By setting the rhoId
argument of
hUM.post()
, the fit0
object contains samples
from \(p(\boldsymbol \alpha, \boldsymbol
\rho_{12} \mid \boldsymbol Y, H_0)\). Boxplots of the 50 highest
posterior probability genotypes in the common distribution \(\boldsymbol \rho_{12}\) are displayed
below:
rho.post <- fit0$rho[,1,] # p(rho12 | Y)
# sort genotype counts by decreasing order
rho.count <- colSums(Xsuff$tab[popId,])
rho.ord <- order(colMeans(rho.post), decreasing = TRUE)
# plot
nbxp <- 50 # number of genotypes for which to make boxplots
clrs <- c("#999999", "#E69F00", "#56B4E9", "#009E73", "#F0E442", "#0072B2",
"#D55E00", "#CC79A7")
rho.ct <- rho.count[rho.ord[1:nbxp]]
rho.lgd <- unique(sort(rho.ct))
rho.box <- rho.post[,rho.ord[1:nbxp]]
par(mar = c(5,4.5,.5,.5)+.1, cex.axis = .7)
boxplot(x = rho.box,
las = 2, col = clrs[rho.ct+1], pch = 16, cex = .2)
title(xlab = "Genotype", line = 4)
title(ylab = expression(p(bold(rho)[(12)]*" | "*bold(Y))))
legend("topright", legend = rev(rho.lgd), fill = rev(clrs[rho.lgd+1]),
title = "Counts", ncol = 2, cex = .8)
This is calculated analogously to the bootstrapped p-value, by generating \(M\) contingency tables with \(\boldsymbol Y_k^{(m)} \stackrel{\textrm{ind}}{\sim}\textrm{Multinomial}(N_k, \boldsymbol \rho_{12}^{(m)}\), \(m = 1, \ldots, M\). However, for each contingency table, the common probability vector \(\boldsymbol \rho_{12}^{(m)}\) is different, corresponding to a random draw from \(p(\boldsymbol \rho_{12} \mid \boldsymbol Y, H_0)\).
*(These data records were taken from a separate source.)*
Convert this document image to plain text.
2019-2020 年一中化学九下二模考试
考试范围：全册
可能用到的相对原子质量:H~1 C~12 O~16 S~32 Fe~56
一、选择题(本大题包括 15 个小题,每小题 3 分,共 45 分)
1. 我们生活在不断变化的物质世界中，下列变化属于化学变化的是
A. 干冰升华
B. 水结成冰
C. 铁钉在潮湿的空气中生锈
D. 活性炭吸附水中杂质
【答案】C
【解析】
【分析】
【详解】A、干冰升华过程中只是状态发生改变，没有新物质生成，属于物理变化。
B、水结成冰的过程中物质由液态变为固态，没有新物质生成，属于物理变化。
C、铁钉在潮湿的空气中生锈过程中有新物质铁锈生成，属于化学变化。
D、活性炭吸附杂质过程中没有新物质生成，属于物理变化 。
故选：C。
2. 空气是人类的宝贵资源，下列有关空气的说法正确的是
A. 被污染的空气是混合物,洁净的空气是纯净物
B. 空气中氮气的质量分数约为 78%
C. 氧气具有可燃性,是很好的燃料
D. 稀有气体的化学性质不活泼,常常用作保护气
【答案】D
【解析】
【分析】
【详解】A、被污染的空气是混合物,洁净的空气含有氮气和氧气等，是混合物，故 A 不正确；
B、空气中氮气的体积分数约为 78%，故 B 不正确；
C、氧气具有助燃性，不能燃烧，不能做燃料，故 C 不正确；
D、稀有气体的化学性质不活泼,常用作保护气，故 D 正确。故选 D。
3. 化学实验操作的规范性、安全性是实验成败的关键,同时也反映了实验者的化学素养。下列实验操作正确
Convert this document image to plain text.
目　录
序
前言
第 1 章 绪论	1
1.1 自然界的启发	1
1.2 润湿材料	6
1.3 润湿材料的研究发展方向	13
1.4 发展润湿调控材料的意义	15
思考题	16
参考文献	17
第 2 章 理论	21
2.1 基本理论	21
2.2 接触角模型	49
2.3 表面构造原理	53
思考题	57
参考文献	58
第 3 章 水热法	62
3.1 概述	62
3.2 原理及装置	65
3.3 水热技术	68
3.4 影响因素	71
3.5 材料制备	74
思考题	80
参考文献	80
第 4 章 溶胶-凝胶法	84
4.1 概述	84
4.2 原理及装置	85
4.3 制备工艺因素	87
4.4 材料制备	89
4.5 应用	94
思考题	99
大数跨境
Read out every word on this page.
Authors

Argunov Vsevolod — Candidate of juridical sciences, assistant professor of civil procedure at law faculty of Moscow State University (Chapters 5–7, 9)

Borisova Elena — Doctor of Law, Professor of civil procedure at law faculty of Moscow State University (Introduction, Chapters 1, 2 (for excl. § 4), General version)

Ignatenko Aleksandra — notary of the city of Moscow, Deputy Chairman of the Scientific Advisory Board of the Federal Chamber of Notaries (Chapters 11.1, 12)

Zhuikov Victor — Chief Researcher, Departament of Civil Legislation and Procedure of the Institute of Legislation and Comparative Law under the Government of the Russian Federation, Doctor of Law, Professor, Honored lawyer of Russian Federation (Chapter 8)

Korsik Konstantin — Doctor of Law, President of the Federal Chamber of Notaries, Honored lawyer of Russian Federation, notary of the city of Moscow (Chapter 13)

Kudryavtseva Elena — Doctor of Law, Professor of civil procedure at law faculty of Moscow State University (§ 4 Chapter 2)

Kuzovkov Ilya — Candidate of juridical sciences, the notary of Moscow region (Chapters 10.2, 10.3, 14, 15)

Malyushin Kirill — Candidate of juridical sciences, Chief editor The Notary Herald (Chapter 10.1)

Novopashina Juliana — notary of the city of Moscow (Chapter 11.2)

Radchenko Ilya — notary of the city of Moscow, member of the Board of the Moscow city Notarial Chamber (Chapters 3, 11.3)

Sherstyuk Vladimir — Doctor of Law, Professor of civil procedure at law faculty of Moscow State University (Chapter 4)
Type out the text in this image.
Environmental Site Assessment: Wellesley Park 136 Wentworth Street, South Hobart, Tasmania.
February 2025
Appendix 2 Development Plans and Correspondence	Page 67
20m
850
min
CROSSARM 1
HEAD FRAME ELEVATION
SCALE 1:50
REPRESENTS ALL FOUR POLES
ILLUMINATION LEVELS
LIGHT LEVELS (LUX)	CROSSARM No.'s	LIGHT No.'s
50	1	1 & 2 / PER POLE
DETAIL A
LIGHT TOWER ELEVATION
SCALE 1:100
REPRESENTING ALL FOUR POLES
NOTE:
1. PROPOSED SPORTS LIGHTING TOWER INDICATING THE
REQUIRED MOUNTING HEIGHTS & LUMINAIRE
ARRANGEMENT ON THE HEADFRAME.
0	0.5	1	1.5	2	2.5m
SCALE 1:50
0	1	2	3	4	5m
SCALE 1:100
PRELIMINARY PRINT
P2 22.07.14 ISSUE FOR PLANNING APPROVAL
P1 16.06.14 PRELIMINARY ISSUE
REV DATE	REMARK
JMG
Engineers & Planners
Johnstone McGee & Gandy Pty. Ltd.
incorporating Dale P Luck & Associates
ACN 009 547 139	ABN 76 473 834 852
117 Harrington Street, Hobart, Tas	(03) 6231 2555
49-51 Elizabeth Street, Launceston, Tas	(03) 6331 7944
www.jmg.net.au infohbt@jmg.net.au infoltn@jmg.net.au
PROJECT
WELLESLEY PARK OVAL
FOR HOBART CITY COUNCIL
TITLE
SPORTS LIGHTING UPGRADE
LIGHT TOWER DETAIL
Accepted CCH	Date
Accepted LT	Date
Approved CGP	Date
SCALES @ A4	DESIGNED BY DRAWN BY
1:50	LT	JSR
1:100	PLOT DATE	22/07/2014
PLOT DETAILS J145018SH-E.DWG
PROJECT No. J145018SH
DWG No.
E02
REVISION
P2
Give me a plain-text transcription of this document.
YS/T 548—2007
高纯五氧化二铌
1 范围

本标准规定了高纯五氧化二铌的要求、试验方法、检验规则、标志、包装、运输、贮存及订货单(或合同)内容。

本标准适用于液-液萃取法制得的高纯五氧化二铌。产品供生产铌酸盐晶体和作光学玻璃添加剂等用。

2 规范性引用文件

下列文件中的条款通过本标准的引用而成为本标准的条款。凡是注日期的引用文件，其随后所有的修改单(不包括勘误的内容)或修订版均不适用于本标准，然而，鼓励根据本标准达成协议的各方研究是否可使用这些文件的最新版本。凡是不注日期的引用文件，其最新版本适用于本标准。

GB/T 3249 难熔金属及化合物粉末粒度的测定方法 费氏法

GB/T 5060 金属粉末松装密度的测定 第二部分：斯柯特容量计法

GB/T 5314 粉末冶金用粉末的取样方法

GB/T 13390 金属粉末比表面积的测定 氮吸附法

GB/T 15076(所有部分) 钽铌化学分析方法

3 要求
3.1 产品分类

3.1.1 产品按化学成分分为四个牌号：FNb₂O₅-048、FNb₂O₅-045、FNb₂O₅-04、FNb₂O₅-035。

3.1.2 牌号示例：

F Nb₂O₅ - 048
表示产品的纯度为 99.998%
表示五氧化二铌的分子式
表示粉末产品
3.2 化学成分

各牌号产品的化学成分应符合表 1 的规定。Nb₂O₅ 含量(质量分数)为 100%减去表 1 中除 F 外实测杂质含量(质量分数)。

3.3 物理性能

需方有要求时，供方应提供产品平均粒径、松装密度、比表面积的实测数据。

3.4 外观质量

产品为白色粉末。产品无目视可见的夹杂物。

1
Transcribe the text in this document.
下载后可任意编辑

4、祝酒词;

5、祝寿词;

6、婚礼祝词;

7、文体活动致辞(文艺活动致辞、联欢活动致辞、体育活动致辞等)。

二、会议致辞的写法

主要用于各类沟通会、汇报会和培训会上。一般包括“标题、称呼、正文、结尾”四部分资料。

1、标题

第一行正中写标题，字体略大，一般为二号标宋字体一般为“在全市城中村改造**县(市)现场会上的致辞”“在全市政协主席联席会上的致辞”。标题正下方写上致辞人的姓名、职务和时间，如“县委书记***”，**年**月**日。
The test statistic \(T^{(m)}\) is then calculated and we have \[ \textrm{p}_\textrm{v}^{\textrm{post}}= \frac 1 M \sum_{m=1}^M \delta(T^{(m)} \ge T_{\textrm{obs}}). \] \(\textrm{p}_\textrm{v}^{\textrm{post}}\) is calculated with MADPop as follows:
## user system elapsed
## 0.387 0.032 0.422
We can now compare the three types of p-values (asymptotic, bootstrapped, posterior) for each test statistic (\(\mathcal X\) and \(\Lambda\)):
Asymptotic | Bootstrap | Posterior | |
---|---|---|---|
\(\mathcal X\) | 33.0 | 0.68 | 13 |
\(\Lambda\) | 4.1 | 0.59 | 12 |
We see that \(\textrm{p}_\textrm{v}^{\textrm{post}}\) is much more conservative than \(\textrm{p}_\textrm{v}^{\textrm{boot}}\).
Here we used a completely unconstrained Multinomial model for the genotype counts, in the sense that the only restriction on \(\boldsymbol \rho_k\) is that \(\rho_{ki} \ge 0\) and \(\sum_{i=1}^C \rho_{ki} = 1\). However, it is possible to impose genetic constraints such as Hardy-Weinberg equilibrium, preferential mating, etc., which effectively reduce the degrees of freedom of \(\boldsymbol \rho_k\) below \(C-1\). In this case, the closed-form likelihood \(\mathcal L(\boldsymbol \alpha\mid \boldsymbol Y)\) is typically unavailable, but the Stan code can easily be modified to sample from \(p(\boldsymbol \alpha, \boldsymbol{\mathcal R}\mid \boldsymbol Y)\), where \(\boldsymbol{\mathcal R}= (\boldsymbol \rho_1, \ldots, \boldsymbol \rho_K)\). We hope to feature some of these extensions to the basic Dirichlet-Multinomial model in the next version of MADPop.